Он не пошел ни на четвертый, ни на пятый день, не читал, не писал, отправился было погулять, вышел на пыльную дорогу, дальше надо в гору идти.
«Вот охота тащиться в жар!» — сказал он сам себе, зевнул и воротился, лег на диван и заснул тяжелым сном, как бывало сыпал в Гороховой улице, в запыленной комнате, с опущенными шторами.
Сны снились такие смутные. Проснулся — перед ним накрытый стол, ботвинья, битое мясо. Захар стоит, глядя сонно в окно, в другой комнате Анисья гремит тарелками.
Он пообедал, сел к окну. Скучно, нелепо, все один!
Опять никуда и ничего не хочется!
— Вот посмотрите, барин, котеночка от соседей принесли, не надо ли? Вы спрашивали вчера, — сказала Анисья, думая развлечь его, и положила ему котенка на колени.
Он начал гладить котенка: и с котенком скучно!
— Захар! — сказал он.
— Чего изволите? — вяло отозвался Захар.
— Я, может быть, в город перееду, — сказал Обломов.
— Куда в город? Квартиры нет.
— А на Выборгскую сторону.
— Что ж это будет, с одной дачи на другую станем переезжать? — отвечал он. — Чего там не видали? Михея Андреича, что ли?
— Да здесь неудобно…
— Это еще перевозиться? Господи! И тут умаялись совсем, да вот еще двух чашек не доищусь да половой щетки, коли не Михей Андреич увез туда, так, того и гляди, пропали.
Обломов молчал. Захар ушел и тотчас воротился, таща за собою чемодан и дорожный мешок.
— А это куда девать? Хоть бы продать, что ли? — сказал он, толкнув ногой чемодан.
— Что ты, с ума сошел?
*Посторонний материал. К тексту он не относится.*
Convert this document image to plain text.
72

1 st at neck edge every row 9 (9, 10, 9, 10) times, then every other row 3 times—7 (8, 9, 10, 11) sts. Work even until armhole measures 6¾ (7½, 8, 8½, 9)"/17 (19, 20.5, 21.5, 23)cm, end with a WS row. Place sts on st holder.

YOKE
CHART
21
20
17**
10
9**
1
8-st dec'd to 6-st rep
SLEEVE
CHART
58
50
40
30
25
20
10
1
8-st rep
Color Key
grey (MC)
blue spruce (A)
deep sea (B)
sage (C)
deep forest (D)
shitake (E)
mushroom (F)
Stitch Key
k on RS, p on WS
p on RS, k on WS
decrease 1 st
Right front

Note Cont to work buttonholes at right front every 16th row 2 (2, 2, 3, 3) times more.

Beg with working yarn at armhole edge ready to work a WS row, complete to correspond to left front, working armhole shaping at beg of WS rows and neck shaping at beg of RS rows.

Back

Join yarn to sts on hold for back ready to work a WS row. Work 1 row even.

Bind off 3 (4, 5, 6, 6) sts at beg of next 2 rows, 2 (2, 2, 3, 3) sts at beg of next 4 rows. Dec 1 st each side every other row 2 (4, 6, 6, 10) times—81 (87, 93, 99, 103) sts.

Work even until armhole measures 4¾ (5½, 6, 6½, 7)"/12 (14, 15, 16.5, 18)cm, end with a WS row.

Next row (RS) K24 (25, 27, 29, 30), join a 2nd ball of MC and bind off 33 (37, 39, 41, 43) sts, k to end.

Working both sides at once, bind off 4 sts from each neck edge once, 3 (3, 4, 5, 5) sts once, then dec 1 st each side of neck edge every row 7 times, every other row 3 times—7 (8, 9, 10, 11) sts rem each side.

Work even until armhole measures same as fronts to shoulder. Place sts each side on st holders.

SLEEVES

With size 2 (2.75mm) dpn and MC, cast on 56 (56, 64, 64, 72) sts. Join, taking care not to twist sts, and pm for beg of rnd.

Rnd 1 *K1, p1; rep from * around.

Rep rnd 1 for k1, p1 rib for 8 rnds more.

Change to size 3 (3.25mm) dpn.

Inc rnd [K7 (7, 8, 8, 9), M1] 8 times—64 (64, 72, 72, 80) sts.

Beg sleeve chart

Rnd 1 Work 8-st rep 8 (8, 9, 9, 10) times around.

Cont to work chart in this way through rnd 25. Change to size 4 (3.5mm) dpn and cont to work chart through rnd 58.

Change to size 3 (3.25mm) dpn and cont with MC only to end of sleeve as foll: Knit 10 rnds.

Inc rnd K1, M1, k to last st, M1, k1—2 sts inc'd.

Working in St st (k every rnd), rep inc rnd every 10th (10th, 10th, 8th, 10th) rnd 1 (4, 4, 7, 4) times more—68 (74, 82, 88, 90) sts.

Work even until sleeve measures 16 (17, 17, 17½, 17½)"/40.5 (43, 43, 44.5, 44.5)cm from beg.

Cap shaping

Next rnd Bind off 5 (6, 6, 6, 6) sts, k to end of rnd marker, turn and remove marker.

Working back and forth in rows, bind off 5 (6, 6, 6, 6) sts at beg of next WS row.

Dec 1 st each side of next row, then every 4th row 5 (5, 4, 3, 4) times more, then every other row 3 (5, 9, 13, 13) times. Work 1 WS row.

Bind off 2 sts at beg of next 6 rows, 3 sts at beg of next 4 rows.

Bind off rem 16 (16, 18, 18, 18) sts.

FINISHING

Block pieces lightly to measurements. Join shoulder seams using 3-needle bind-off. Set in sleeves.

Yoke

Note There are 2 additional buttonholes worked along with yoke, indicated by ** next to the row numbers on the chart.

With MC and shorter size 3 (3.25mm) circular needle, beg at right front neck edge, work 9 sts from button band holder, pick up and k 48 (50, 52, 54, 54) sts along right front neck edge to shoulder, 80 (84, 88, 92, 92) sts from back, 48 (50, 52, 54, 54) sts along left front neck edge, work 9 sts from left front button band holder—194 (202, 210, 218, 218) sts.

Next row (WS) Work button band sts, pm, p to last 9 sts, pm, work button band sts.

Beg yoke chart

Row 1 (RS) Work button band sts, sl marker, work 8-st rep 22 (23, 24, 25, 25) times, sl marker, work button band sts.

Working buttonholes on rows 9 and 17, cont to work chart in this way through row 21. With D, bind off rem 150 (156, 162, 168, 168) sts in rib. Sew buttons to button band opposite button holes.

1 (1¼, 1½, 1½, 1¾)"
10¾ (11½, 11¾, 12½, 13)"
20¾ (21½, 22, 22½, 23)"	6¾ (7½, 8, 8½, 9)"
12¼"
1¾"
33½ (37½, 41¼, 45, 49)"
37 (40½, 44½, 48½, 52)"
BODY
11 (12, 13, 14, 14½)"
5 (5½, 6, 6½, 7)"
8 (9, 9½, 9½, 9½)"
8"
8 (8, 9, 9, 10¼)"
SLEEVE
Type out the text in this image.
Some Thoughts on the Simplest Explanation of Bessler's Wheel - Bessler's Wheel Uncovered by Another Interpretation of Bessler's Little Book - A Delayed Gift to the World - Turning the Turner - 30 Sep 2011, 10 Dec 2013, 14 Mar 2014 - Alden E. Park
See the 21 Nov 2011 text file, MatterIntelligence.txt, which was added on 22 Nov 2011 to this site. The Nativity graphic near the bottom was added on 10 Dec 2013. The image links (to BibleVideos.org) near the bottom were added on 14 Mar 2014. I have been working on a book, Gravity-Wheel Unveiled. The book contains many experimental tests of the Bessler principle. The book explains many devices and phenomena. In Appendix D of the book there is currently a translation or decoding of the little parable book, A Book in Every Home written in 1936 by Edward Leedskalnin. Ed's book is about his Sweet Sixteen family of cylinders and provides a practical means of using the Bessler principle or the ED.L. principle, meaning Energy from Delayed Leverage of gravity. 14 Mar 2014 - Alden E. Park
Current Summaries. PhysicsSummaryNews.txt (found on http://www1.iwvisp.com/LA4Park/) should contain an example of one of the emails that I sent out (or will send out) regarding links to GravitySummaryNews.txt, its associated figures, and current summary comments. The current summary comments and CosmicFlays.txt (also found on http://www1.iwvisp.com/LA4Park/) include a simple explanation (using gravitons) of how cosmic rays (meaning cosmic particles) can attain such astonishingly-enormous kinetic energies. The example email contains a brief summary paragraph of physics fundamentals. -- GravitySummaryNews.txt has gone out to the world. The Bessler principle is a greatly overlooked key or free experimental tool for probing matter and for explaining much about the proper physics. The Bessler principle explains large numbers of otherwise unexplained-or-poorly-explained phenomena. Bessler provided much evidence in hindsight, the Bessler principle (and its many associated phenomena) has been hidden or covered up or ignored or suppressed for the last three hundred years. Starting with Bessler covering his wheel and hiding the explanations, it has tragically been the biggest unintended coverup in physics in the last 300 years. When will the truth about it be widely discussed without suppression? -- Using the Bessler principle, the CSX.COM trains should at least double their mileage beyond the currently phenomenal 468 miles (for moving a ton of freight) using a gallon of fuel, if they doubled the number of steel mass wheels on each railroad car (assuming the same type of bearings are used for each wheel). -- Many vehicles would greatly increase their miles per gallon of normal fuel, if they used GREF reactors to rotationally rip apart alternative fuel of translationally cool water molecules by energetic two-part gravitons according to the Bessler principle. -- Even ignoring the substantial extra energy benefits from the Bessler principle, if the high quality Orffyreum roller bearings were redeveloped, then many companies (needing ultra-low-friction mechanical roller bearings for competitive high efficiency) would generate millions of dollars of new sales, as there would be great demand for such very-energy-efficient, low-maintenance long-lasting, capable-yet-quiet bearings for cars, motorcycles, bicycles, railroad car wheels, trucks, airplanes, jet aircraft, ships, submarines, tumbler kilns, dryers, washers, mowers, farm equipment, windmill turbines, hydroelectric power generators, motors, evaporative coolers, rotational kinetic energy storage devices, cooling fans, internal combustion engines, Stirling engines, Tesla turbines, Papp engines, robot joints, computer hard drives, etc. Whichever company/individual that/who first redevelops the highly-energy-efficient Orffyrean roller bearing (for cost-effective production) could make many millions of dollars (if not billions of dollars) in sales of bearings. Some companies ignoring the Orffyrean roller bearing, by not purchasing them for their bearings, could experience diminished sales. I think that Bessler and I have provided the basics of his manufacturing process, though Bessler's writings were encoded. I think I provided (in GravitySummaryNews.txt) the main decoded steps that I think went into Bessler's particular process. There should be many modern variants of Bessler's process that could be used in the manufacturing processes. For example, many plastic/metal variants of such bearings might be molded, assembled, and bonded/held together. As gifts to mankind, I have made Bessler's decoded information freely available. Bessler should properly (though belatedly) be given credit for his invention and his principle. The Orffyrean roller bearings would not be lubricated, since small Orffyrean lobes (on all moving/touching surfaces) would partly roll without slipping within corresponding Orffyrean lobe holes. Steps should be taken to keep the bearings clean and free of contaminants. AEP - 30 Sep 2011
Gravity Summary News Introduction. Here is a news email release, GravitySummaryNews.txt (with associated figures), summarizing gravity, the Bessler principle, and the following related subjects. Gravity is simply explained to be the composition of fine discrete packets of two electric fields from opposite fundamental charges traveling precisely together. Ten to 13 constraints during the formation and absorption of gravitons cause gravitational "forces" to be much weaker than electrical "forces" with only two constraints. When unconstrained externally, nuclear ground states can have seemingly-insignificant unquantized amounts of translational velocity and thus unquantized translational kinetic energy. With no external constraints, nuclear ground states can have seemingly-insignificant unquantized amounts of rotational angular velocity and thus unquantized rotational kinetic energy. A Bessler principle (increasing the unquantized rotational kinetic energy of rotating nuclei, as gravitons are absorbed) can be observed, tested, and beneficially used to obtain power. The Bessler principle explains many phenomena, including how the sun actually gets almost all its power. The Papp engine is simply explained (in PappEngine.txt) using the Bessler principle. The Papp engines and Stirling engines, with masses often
Я на днях поеду за границу, — с сердцем перебил Обломов.
— За границу! — вдруг, усмехнувшись, проговорил Захар. — Благо что поговорили, а то за границу!
— Что ж тебе так странно? Поеду, да и конец… У меня и паспорт готов, — сказал Обломов.
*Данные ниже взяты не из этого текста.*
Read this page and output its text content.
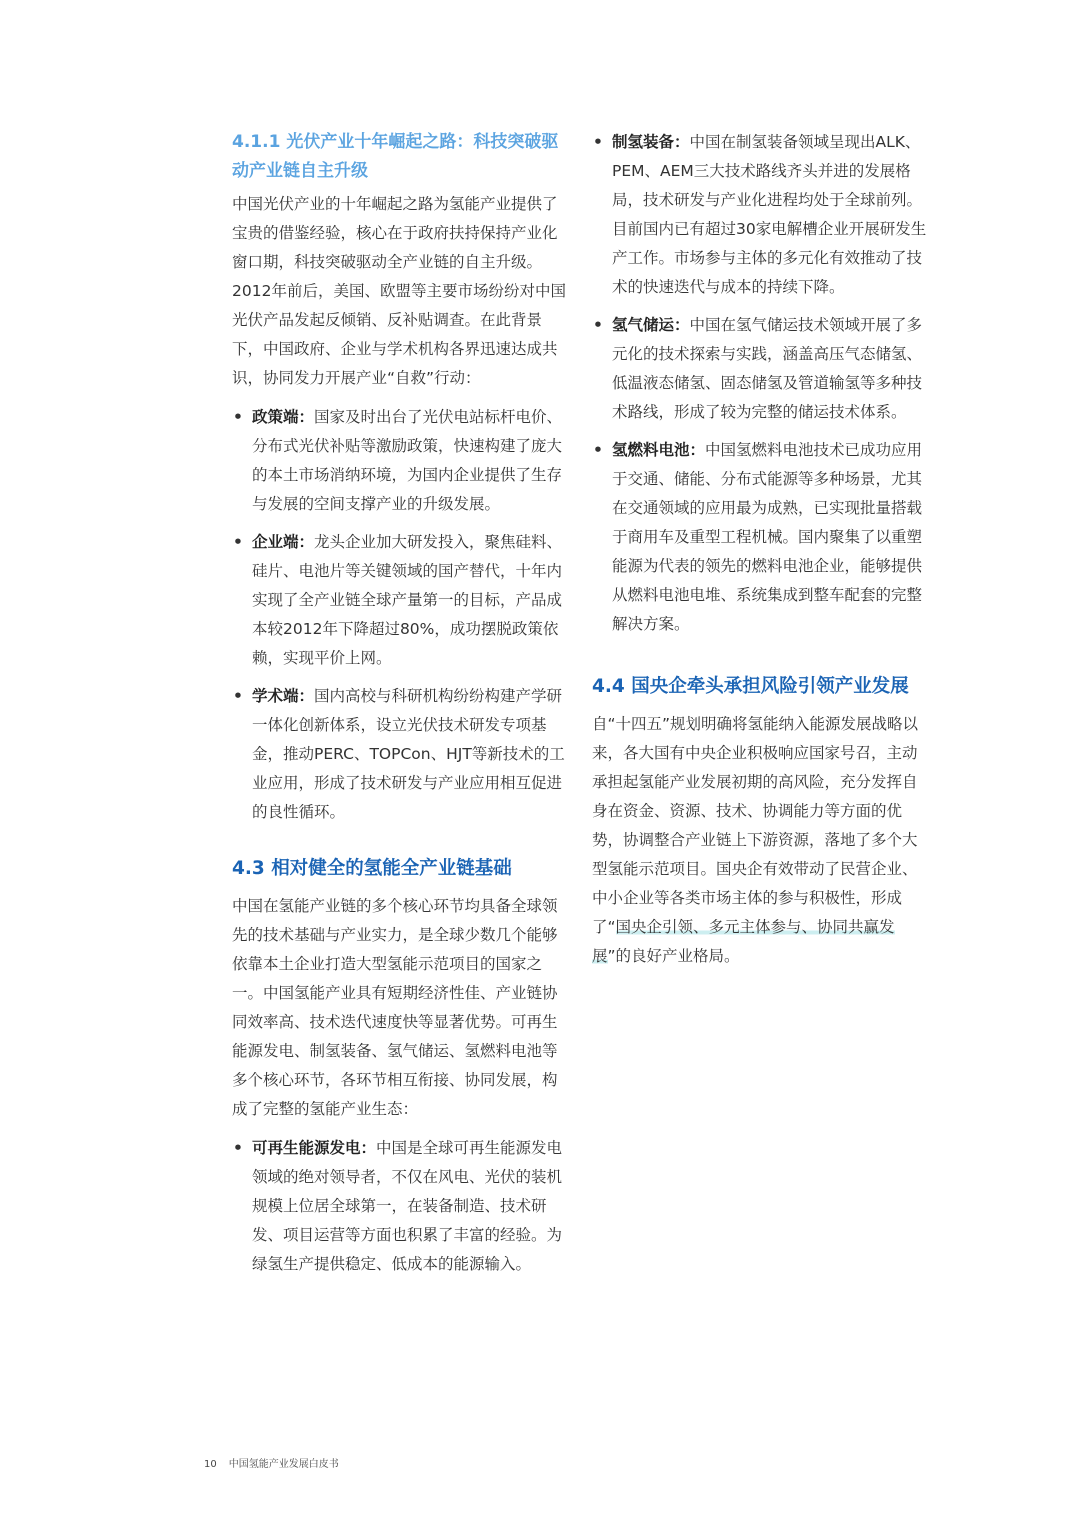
4.1.1 光伏产业十年崛起之路：科技突破驱动产业链自主升级

中国光伏产业的十年崛起之路为氢能产业提供了宝贵的借鉴经验，核心在于政府扶持保持产业化窗口期，科技突破驱动全产业链的自主升级。2012年前后，美国、欧盟等主要市场纷纷对中国光伏产品发起反倾销、反补贴调查。在此背景下，中国政府、企业与学术机构各界迅速达成共识，协同发力开展产业“自救”行动：

• 政策端：国家及时出台了光伏电站标杆电价、分布式光伏补贴等激励政策，快速构建了庞大的本土市场消纳环境，为国内企业提供了生存与发展的空间支撑产业的升级发展。
• 企业端：龙头企业加大研发投入，聚焦硅料、硅片、电池片等关键领域的国产替代，十年内实现了全产业链全球产量第一的目标，产品成本较2012年下降超过80%，成功摆脱政策依赖，实现平价上网。
• 学术端：国内高校与科研机构纷纷构建产学研一体化创新体系，设立光伏技术研发专项基金，推动PERC、TOPCon、HJT等新技术的工业应用，形成了技术研发与产业应用相互促进的良性循环。
4.3 相对健全的氢能全产业链基础

中国在氢能产业链的多个核心环节均具备全球领先的技术基础与产业实力，是全球少数几个能够依靠本土企业打造大型氢能示范项目的国家之一。中国氢能产业具有短期经济性佳、产业链协同效率高、技术迭代速度快等显著优势。可再生能源发电、制氢装备、氢气储运、氢燃料电池等多个核心环节，各环节相互衔接、协同发展，构成了完整的氢能产业生态：

• 可再生能源发电：中国是全球可再生能源发电领域的绝对领导者，不仅在风电、光伏的装机规模上位居全球第一，在装备制造、技术研发、项目运营等方面也积累了丰富的经验。为绿氢生产提供稳定、低成本的能源输入。
• 制氢装备：中国在制氢装备领域呈现出ALK、PEM、AEM三大技术路线齐头并进的发展格局，技术研发与产业化进程均处于全球前列。目前国内已有超过30家电解槽企业开展研发生产工作。市场参与主体的多元化有效推动了技术的快速迭代与成本的持续下降。
• 氢气储运：中国在氢气储运技术领域开展了多元化的技术探索与实践，涵盖高压气态储氢、低温液态储氢、固态储氢及管道输氢等多种技术路线，形成了较为完整的储运技术体系。
• 氢燃料电池：中国氢燃料电池技术已成功应用于交通、储能、分布式能源等多种场景，尤其在交通领域的应用最为成熟，已实现批量搭载于商用车及重型工程机械。国内聚集了以重塑能源为代表的领先的燃料电池企业，能够提供从燃料电池电堆、系统集成到整车配套的完整解决方案。
4.4 国央企牵头承担风险引领产业发展

自“十四五”规划明确将氢能纳入能源发展战略以来，各大国有中央企业积极响应国家号召，主动承担起氢能产业发展初期的高风险，充分发挥自身在资金、资源、技术、协调能力等方面的优势，协调整合产业链上下游资源，落地了多个大型氢能示范项目。国央企有效带动了民营企业、中小企业等各类市场主体的参与积极性，形成了“国央企引领、多元主体参与、协同共赢发展”的良好产业格局。

10 中国氢能产业发展白皮书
— А кто там сапоги-то с вас станет снимать? — иронически заметил Захар. — Девки-то, что ли? Да вы там пропадете без меня!
Он опять усмехнулся, от чего бакенбарды и брови раздались в стороны.
— Ты все глупости говоришь! Вынеси это и ступай! — с досадой отвечал Обломов.
На другой день, только что Обломов проснулся в десятом часу утра, Захар, подавая ему чай, сказал, что когда он ходил в булочную, так встретил барышню.
— Какую барышню? — спросил Обломов.
— Какую? Ильинскую барышню, Ольгу Сергеевну.
— Ну? — нетерпеливо спросил Обломов.
— Ну, кланяться приказали, спрашивали, здоровы ли вы, что делаете.
— Что ж ты сказал?
— Сказал, что здоровы, что, мол, ему делается?.. — отвечал Захар.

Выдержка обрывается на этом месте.